继续考虑外势不为零的Langevin方程,
\[\dot{x}(t)=\frac{p(t)}{M}\\
\dot{p}(t)=-\gamma p(t)-\frac{\partial U(x)}{\partial x}+F(t)
\]
现在在大于\(\tau_c\)尺度上,向量\(\{x(t),p(t)\}\)是Markov的。现在利用上面方程来求前面提到的\(\mathscr{M}_i\)和\(\mathscr{D}_{ij}\)。
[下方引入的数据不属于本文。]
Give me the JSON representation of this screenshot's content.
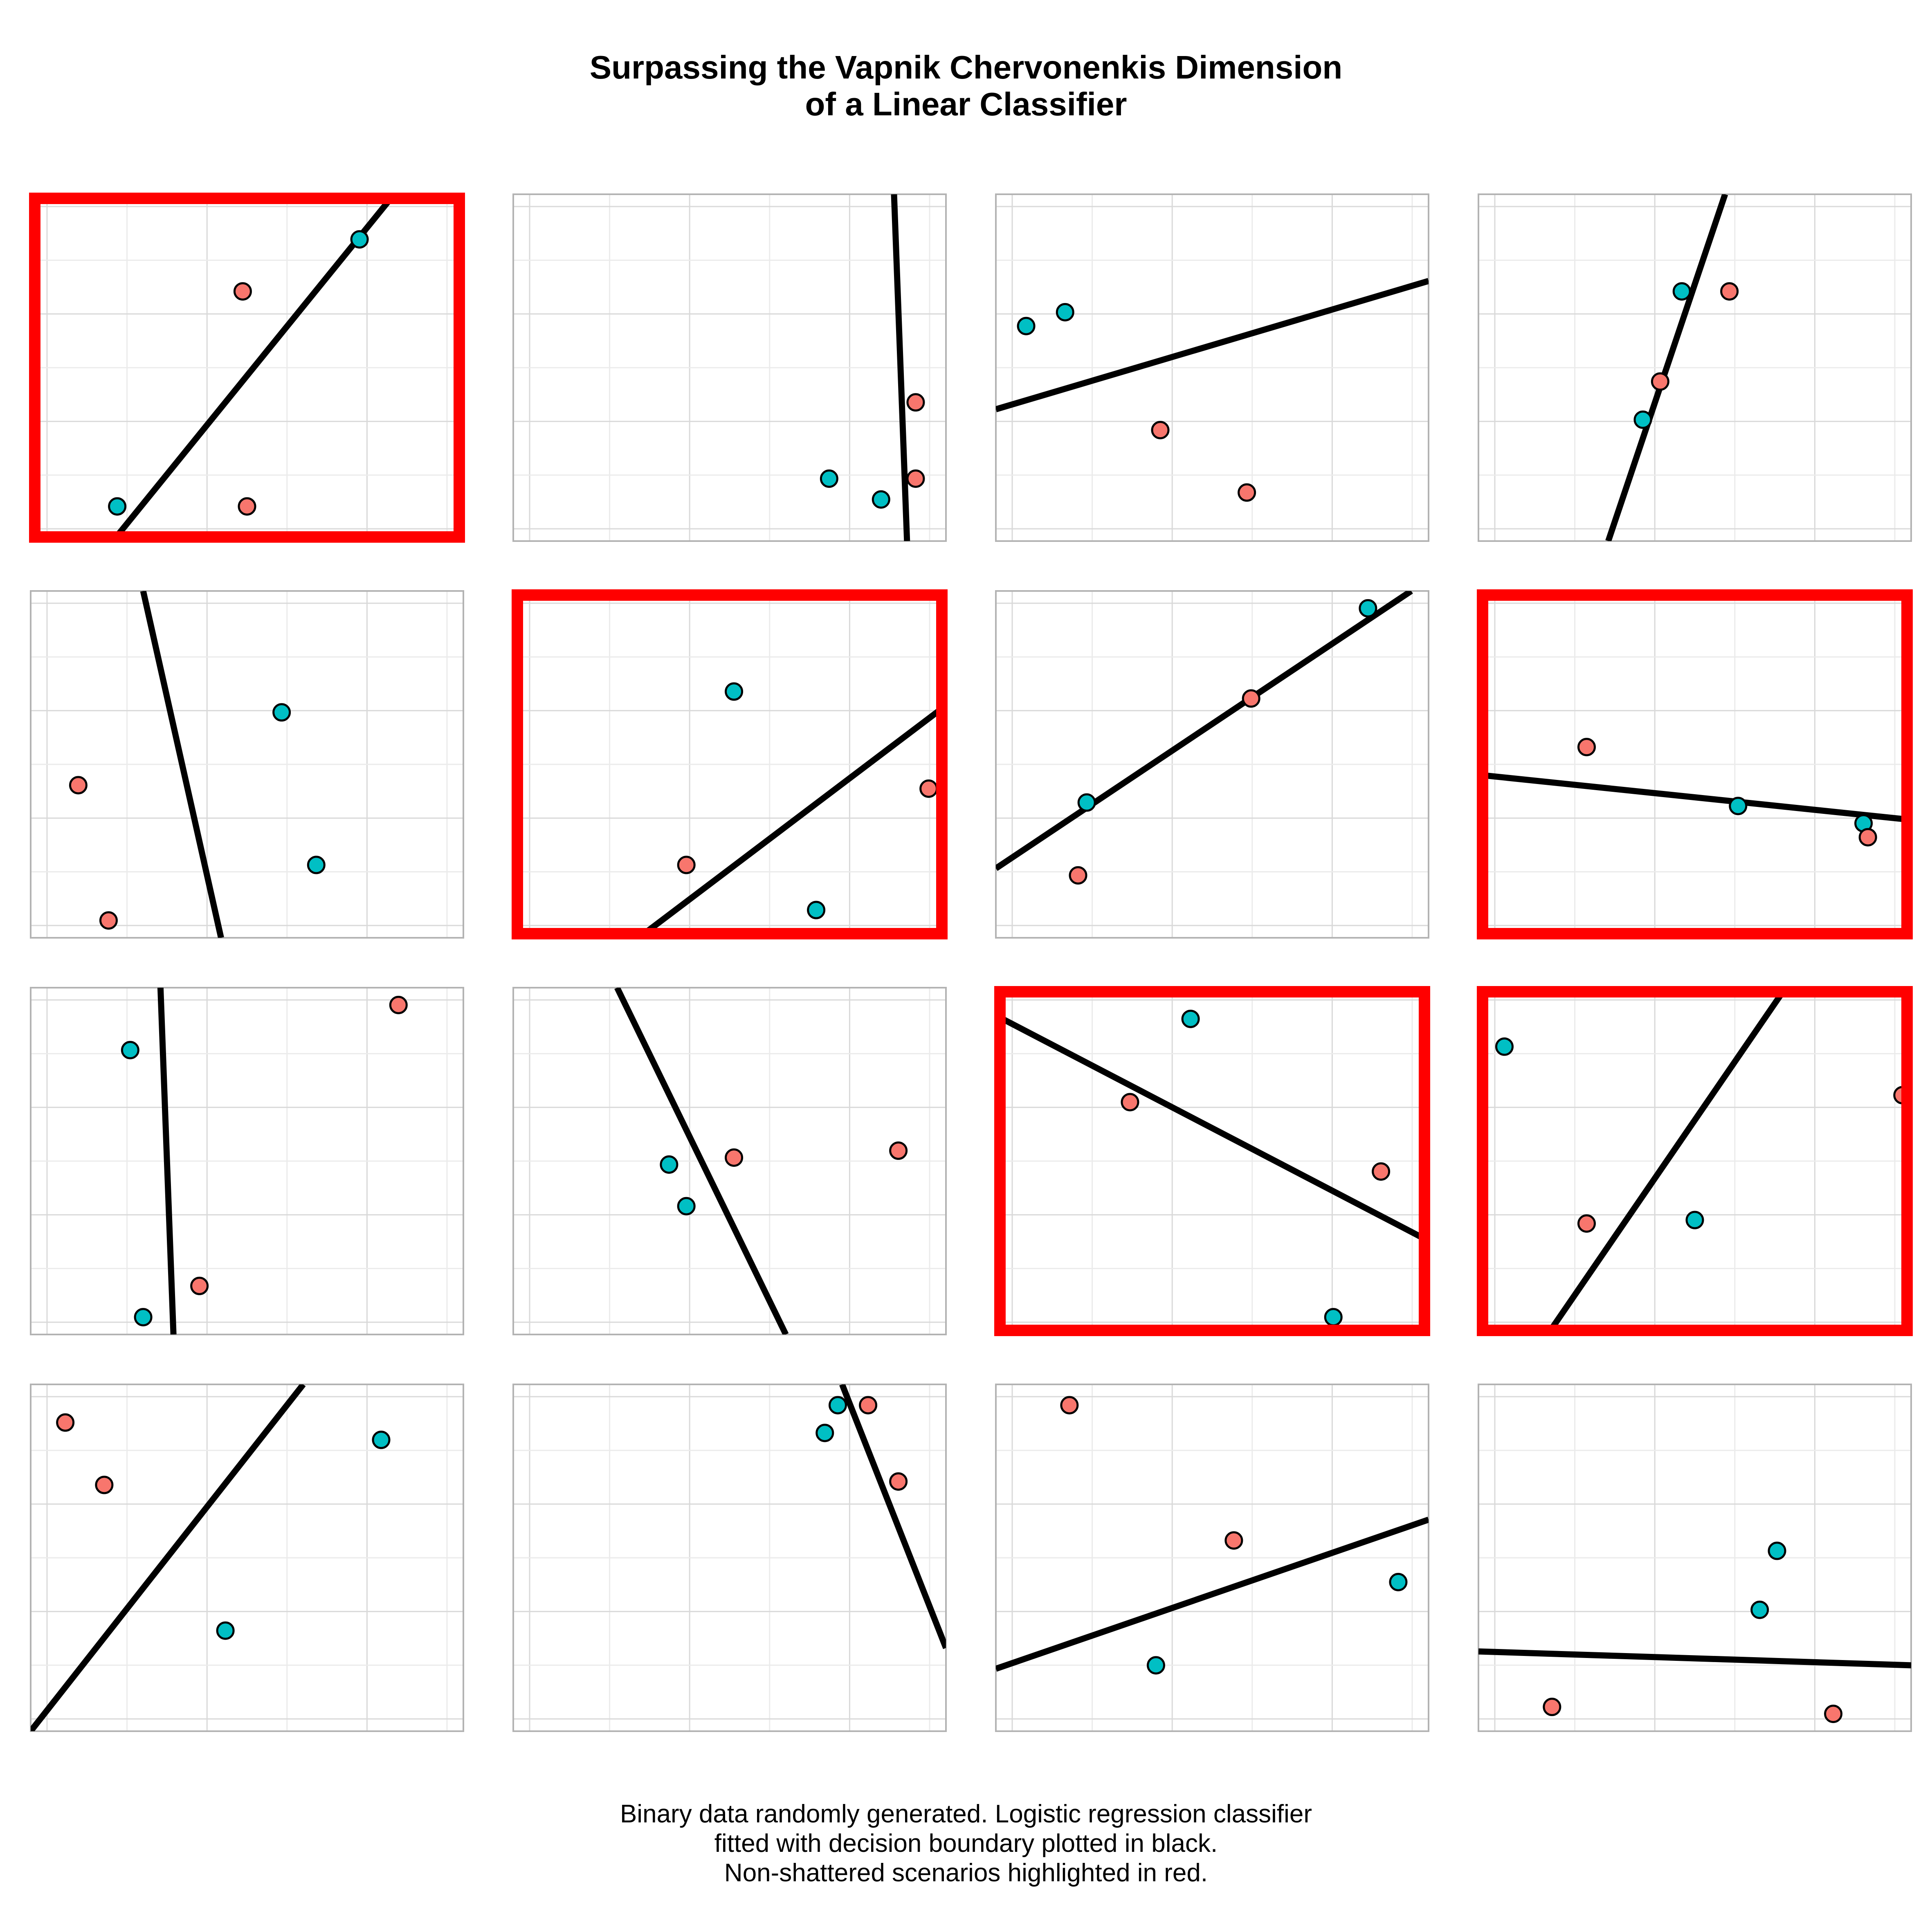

需要特别注意,例如,\(\mathscr{M}_2\)的定义为
\[\mathscr{M}_2=\lim_{\delta t\to 0}\frac{\overline{\delta p}}{\delta t}=\lim_{\delta t\to 0}\frac{1}{\delta t}\int\text{d}(\delta x)\int\text{d}(\delta p) \delta pP(x+\delta x,p+\delta p,t+\delta t|x,p,t)
\]
它并不等于
\[\lim_{\delta t\to0}\frac{\langle p(t+\delta t)\rangle-\langle p(t)\rangle}{\delta t}=\frac{\partial \langle p(t)\rangle}{\partial t}
\]
根据\(\mathscr{M}_2\)的定义,从\(t\)时刻一个确定的\(\{x(t),p(t)\}\)值开始,对\(\dot{p}(t)=-\gamma p(t)-\frac{\partial U(x)}{\partial x}+F(t)\)两边在\(\delta t\)短时间内积分,得到
\[\delta p=-\gamma p(t)\delta t-\frac{\partial U(x)}{\partial x}\delta t+\int_t^{t+\delta t}F(t')\text{d}t'
\]
两边对系综求平均,利用\(\langle F(t)\rangle=0\)得到
\[\frac{\overline{\delta p}}{\delta t}=-\gamma p(t)-\frac{\partial U(x)}{\partial x}
\]
同样计算得到
\[\frac{\overline{\delta x}}{\delta t}=\frac{p(t)}{M}
\]
对于\(\frac{\overline{(\delta p)^2}}{\delta t}\),首先把上面的\(\delta p\)平方,注意\(\delta t\)的二次项贡献为零,因此只剩下最后一项有贡献,因此
\[\frac{\overline{(\delta p)^2}}{\delta t}=\lim_{\delta t\to 0}\frac{1}{\delta t}\int_t^{t+\delta t}\text{d}t'\int_t^{t+\delta t}\text{d}t'' \langle F(t')F(t'')\rangle
\]
计算这个二重积分要小心。首先注意到积分区域是正方形,于是可以分为两个直角三角形区域来积分,有
\[\int_t^{t+\delta t}\text{d}t'\int_t^{t+\delta t}\text{d}t'' \langle F(t')F(t'')\rangle=2\int_t^{t+\delta t}\text{d}t'\int_{t'}^{\infty}\text{d}t'' \langle F(t')F(t'')\rangle
\]
因为考虑到\(\langle F(t')F(t'')\rangle=2D\delta (t'-t'')\),所以第二个积分上限改为正无穷。因为$\delta $函数是偶函数,于是
\[\int_{t'}^\infty\text{d}t''\delta(t'-t'')=\frac{1}{2}
\]
所以上面二重积分等于\(2D\delta t\),于是
\[\frac{\overline{(\delta p)^2}}{\delta t}=2D
\]
因为\(\delta t\)的二次项没有贡献,因此
\[\frac{\overline{(\delta x)^2}}{\delta t}=\frac{\overline{(\delta x)(\delta p)}}{\delta t}=0
\]
至此,\(\mathscr{M}_i\)和\(\mathscr{D}_{ij}\)都计算完毕,得到Fokker-Planck方程为
\[\frac{\partial P(x,p,t)}{\partial t}=-\frac{p}{M}\frac{\partial}{\partial x}P(x,p,t)+\frac{\partial}{\partial p}\left[\left(\gamma p+\frac{\partial U}{\partial x}\right)P(x,p,t)\right]+D\frac{\partial^2}{\partial p^2}P(x,p,t)
\]